Biographie The 24-Carat Black


24-Carat Black
Embraced in the early 90s by Britain’s rare groove scene and later sampled by Digable Planets and Jay-Z, Ghetto: Misfortune’s Wealth has since been known as 24-Carat Black’s first and final chapter, barely a footnote in the well documented history of Stax. Producer and songwriter Dale Warren’s dark urban concept album, released in the fall of 1973, challenged even its target audience to embrace it. A downer message to the emerging black middle class and too heady for a populace basking in the afterglow of the Wattstax festival held a year prior, the record didn’t approach radio’s pop standards and wasn’t near white enough for the mainstream press. Warren’s brainchild band simply pushed past their concept’s conclusion, piling up dozens of reels for an intimate follow-up album that no one in the world wanted to hear. Yet. With their ambitious debut LP downgraded to cutout status when Stax finally shuttered in 1975, 24-Carat Black found themselves watching their moment recede in the rearview.
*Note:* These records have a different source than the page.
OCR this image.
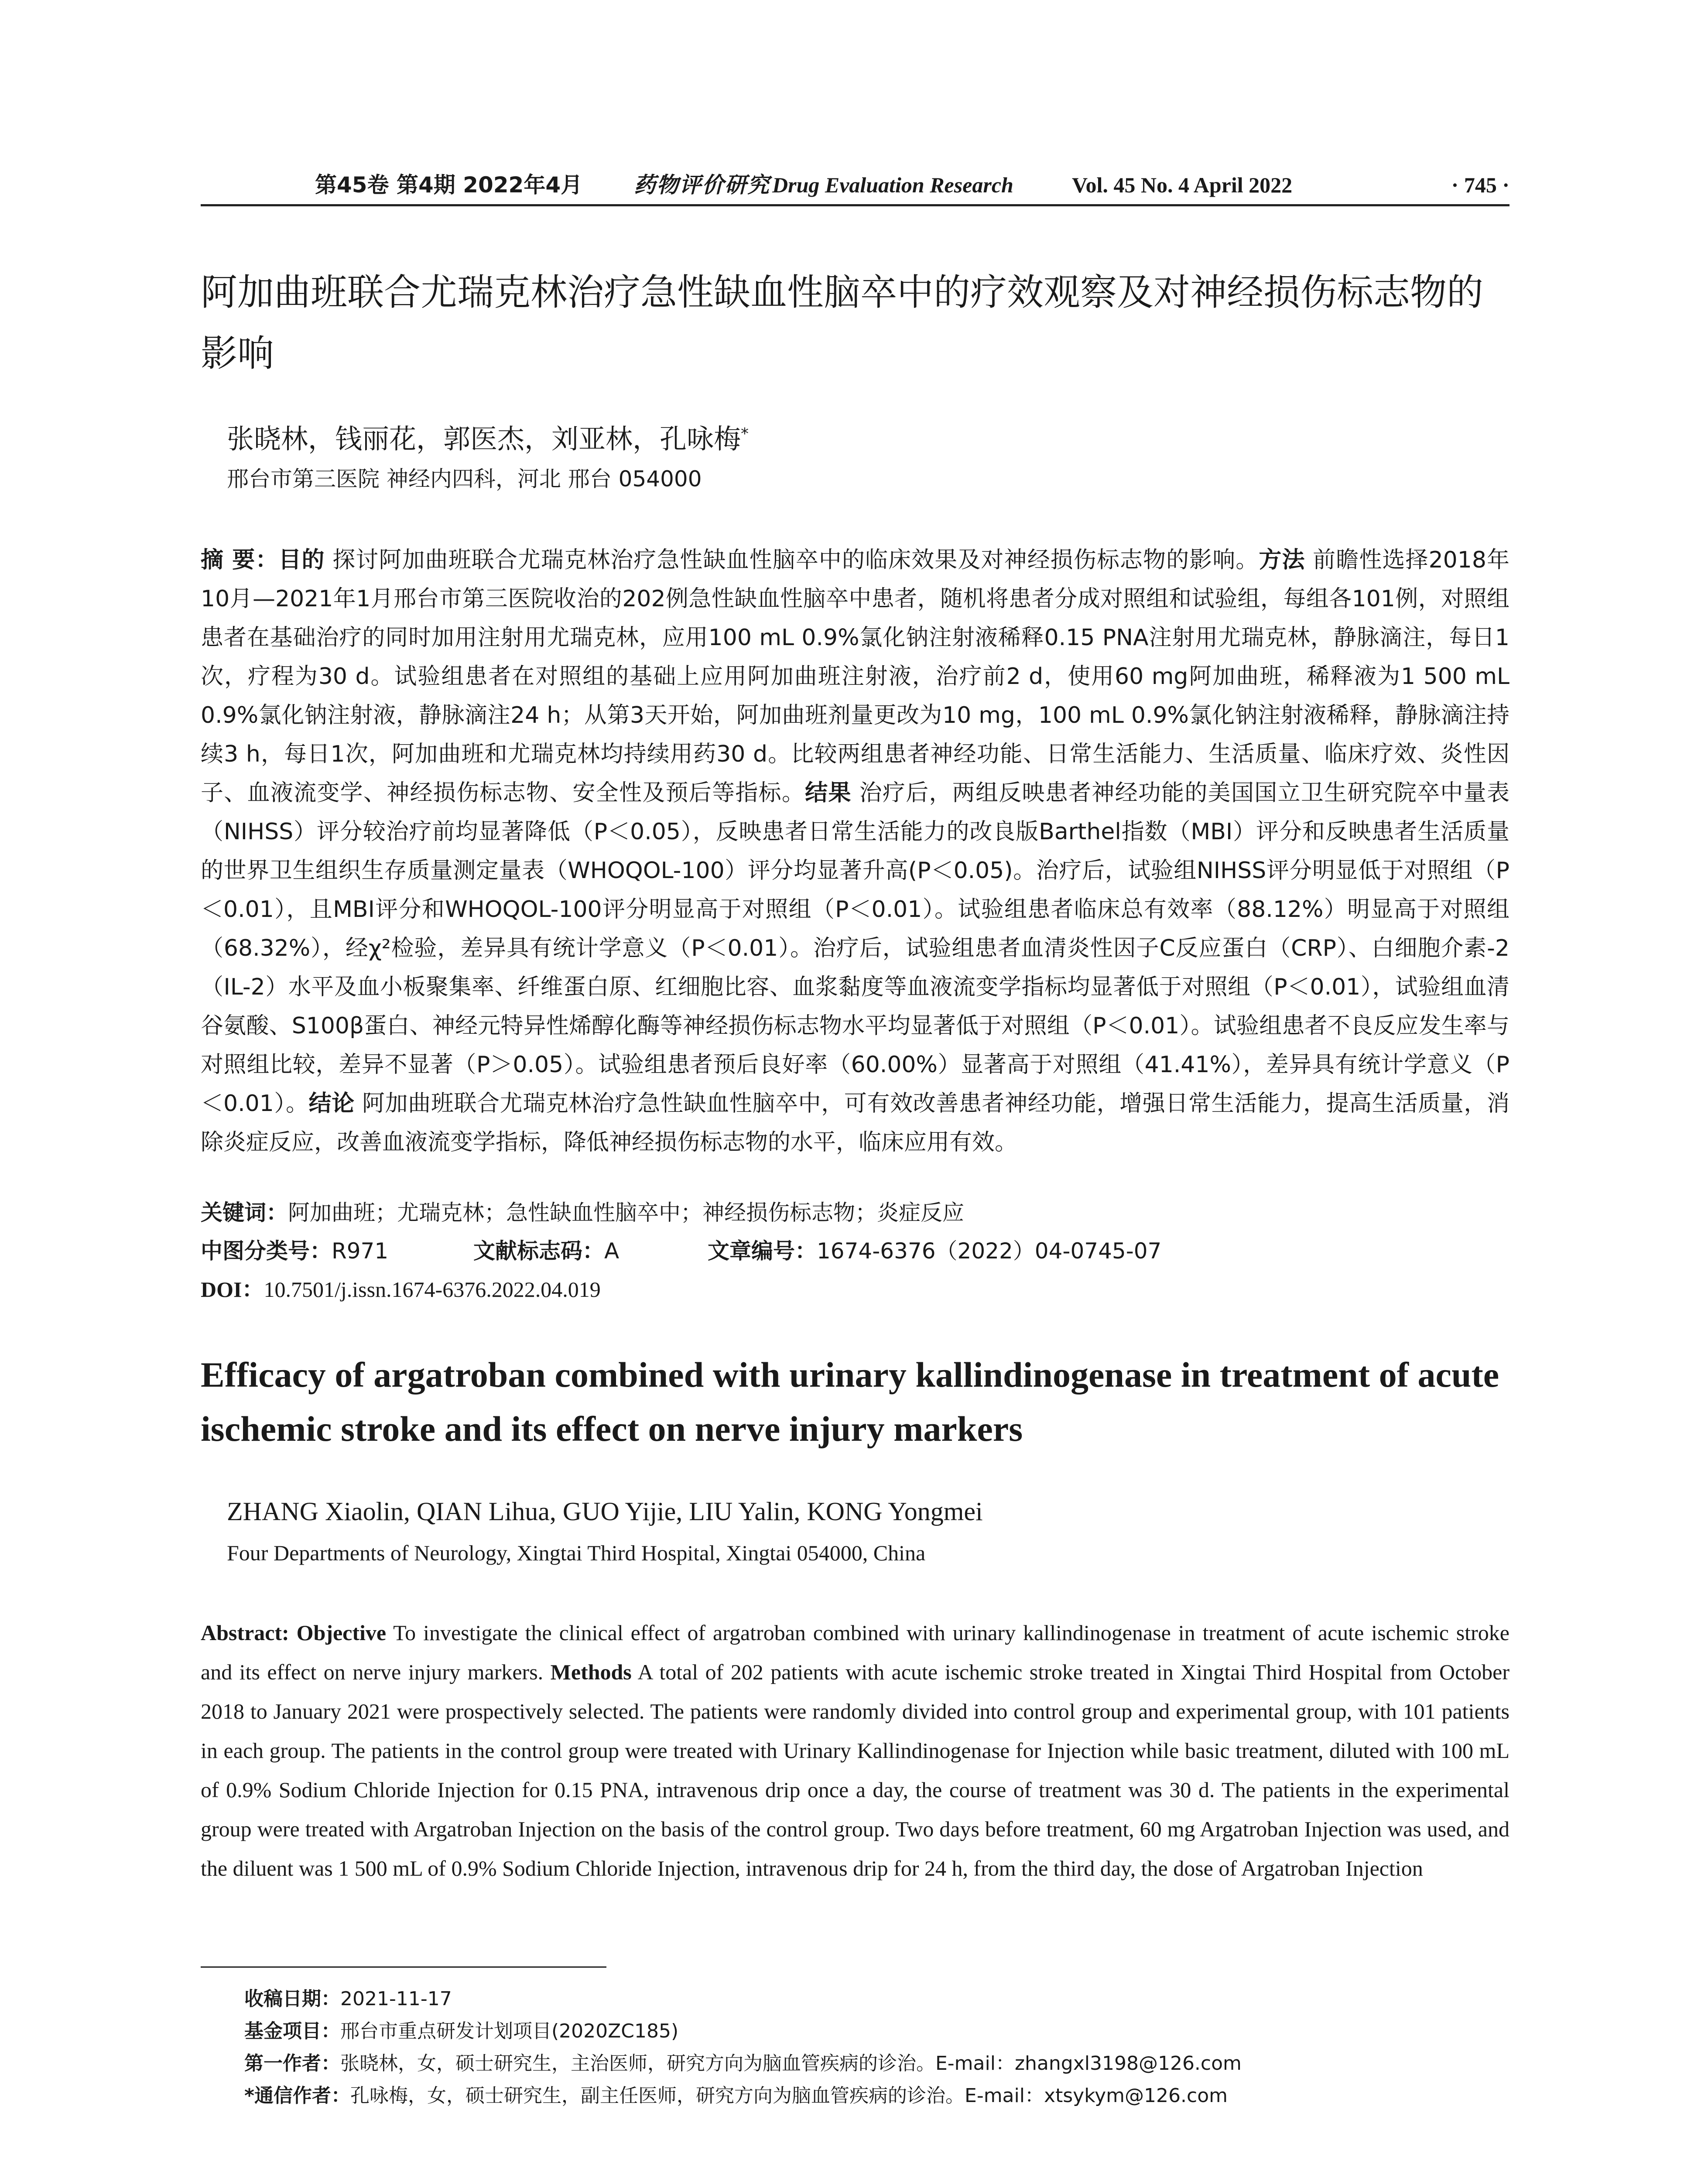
第45卷 第4期 2022年4月 药物评价研究 Drug Evaluation Research	Vol. 45 No. 4 April 2022	· 745 ·
阿加曲班联合尤瑞克林治疗急性缺血性脑卒中的疗效观察及对神经损伤标志物的影响
张晓林，钱丽花，郭医杰，刘亚林，孔咏梅*
邢台市第三医院 神经内四科，河北 邢台 054000

摘 要：目的 探讨阿加曲班联合尤瑞克林治疗急性缺血性脑卒中的临床效果及对神经损伤标志物的影响。方法 前瞻性选择2018年10月—2021年1月邢台市第三医院收治的202例急性缺血性脑卒中患者，随机将患者分成对照组和试验组，每组各101例，对照组患者在基础治疗的同时加用注射用尤瑞克林，应用100 mL 0.9%氯化钠注射液稀释0.15 PNA注射用尤瑞克林，静脉滴注，每日1次，疗程为30 d。试验组患者在对照组的基础上应用阿加曲班注射液，治疗前2 d，使用60 mg阿加曲班，稀释液为1 500 mL 0.9%氯化钠注射液，静脉滴注24 h；从第3天开始，阿加曲班剂量更改为10 mg，100 mL 0.9%氯化钠注射液稀释，静脉滴注持续3 h，每日1次，阿加曲班和尤瑞克林均持续用药30 d。比较两组患者神经功能、日常生活能力、生活质量、临床疗效、炎性因子、血液流变学、神经损伤标志物、安全性及预后等指标。结果 治疗后，两组反映患者神经功能的美国国立卫生研究院卒中量表（NIHSS）评分较治疗前均显著降低（P＜0.05），反映患者日常生活能力的改良版Barthel指数（MBI）评分和反映患者生活质量的世界卫生组织生存质量测定量表（WHOQOL-100）评分均显著升高(P＜0.05)。治疗后，试验组NIHSS评分明显低于对照组（P＜0.01），且MBI评分和WHOQOL-100评分明显高于对照组（P＜0.01）。试验组患者临床总有效率（88.12%）明显高于对照组（68.32%），经χ²检验，差异具有统计学意义（P＜0.01）。治疗后，试验组患者血清炎性因子C反应蛋白（CRP）、白细胞介素-2（IL-2）水平及血小板聚集率、纤维蛋白原、红细胞比容、血浆黏度等血液流变学指标均显著低于对照组（P＜0.01），试验组血清谷氨酸、S100β蛋白、神经元特异性烯醇化酶等神经损伤标志物水平均显著低于对照组（P＜0.01）。试验组患者不良反应发生率与对照组比较，差异不显著（P＞0.05）。试验组患者预后良好率（60.00%）显著高于对照组（41.41%），差异具有统计学意义（P＜0.01）。结论 阿加曲班联合尤瑞克林治疗急性缺血性脑卒中，可有效改善患者神经功能，增强日常生活能力，提高生活质量，消除炎症反应，改善血液流变学指标，降低神经损伤标志物的水平，临床应用有效。

关键词：阿加曲班；尤瑞克林；急性缺血性脑卒中；神经损伤标志物；炎症反应
中图分类号：R971	文献标志码：A	文章编号：1674-6376（2022）04-0745-07
DOI：10.7501/j.issn.1674-6376.2022.04.019
Efficacy of argatroban combined with urinary kallindinogenase in treatment of acute ischemic stroke and its effect on nerve injury markers
ZHANG Xiaolin, QIAN Lihua, GUO Yijie, LIU Yalin, KONG Yongmei
Four Departments of Neurology, Xingtai Third Hospital, Xingtai 054000, China

Abstract: Objective To investigate the clinical effect of argatroban combined with urinary kallindinogenase in treatment of acute ischemic stroke and its effect on nerve injury markers. Methods A total of 202 patients with acute ischemic stroke treated in Xingtai Third Hospital from October 2018 to January 2021 were prospectively selected. The patients were randomly divided into control group and experimental group, with 101 patients in each group. The patients in the control group were treated with Urinary Kallindinogenase for Injection while basic treatment, diluted with 100 mL of 0.9% Sodium Chloride Injection for 0.15 PNA, intravenous drip once a day, the course of treatment was 30 d. The patients in the experimental group were treated with Argatroban Injection on the basis of the control group. Two days before treatment, 60 mg Argatroban Injection was used, and the diluent was 1 500 mL of 0.9% Sodium Chloride Injection, intravenous drip for 24 h, from the third day, the dose of Argatroban Injection

收稿日期：2021-11-17
基金项目：邢台市重点研发计划项目(2020ZC185)
第一作者：张晓林，女，硕士研究生，主治医师，研究方向为脑血管疾病的诊治。E-mail：zhangxl3198@126.com
*通信作者：孔咏梅，女，硕士研究生，副主任医师，研究方向为脑血管疾病的诊治。E-mail：xtsykym@126.com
For 35 years, the sketches for 24-Carat Black’s sophomore release hibernated in Dale Warren's protoge', keyboardist and session engineer Bruce Thompson’s basement below the south side of Chicago. Abandoned by Warren when the studio bill darkened his mailbox, the tapes, over decades, had fallen into soggy disrepair, useless save for the six tracks featured on our release. Because Gone: The Promises Of Yesterday is by no means a sequel to Ghetto: Misfortune’s Wealth. Missing are the poignant and bleak sermons on the pain of inner-city existence, replaced by dusky, sensuous re-workings of tainted love songs Warren had written as far back as 1965 during his time as a songwriter at Shrine and Motown. Still, his unfinished self-reinvention, even heard through the prism of these skeletal remnants, delivers on a remarkable purity of vision: one man’s corner of black culture, 24 carats pure and mishandled perhaps until now, finally a bit less misunderstood.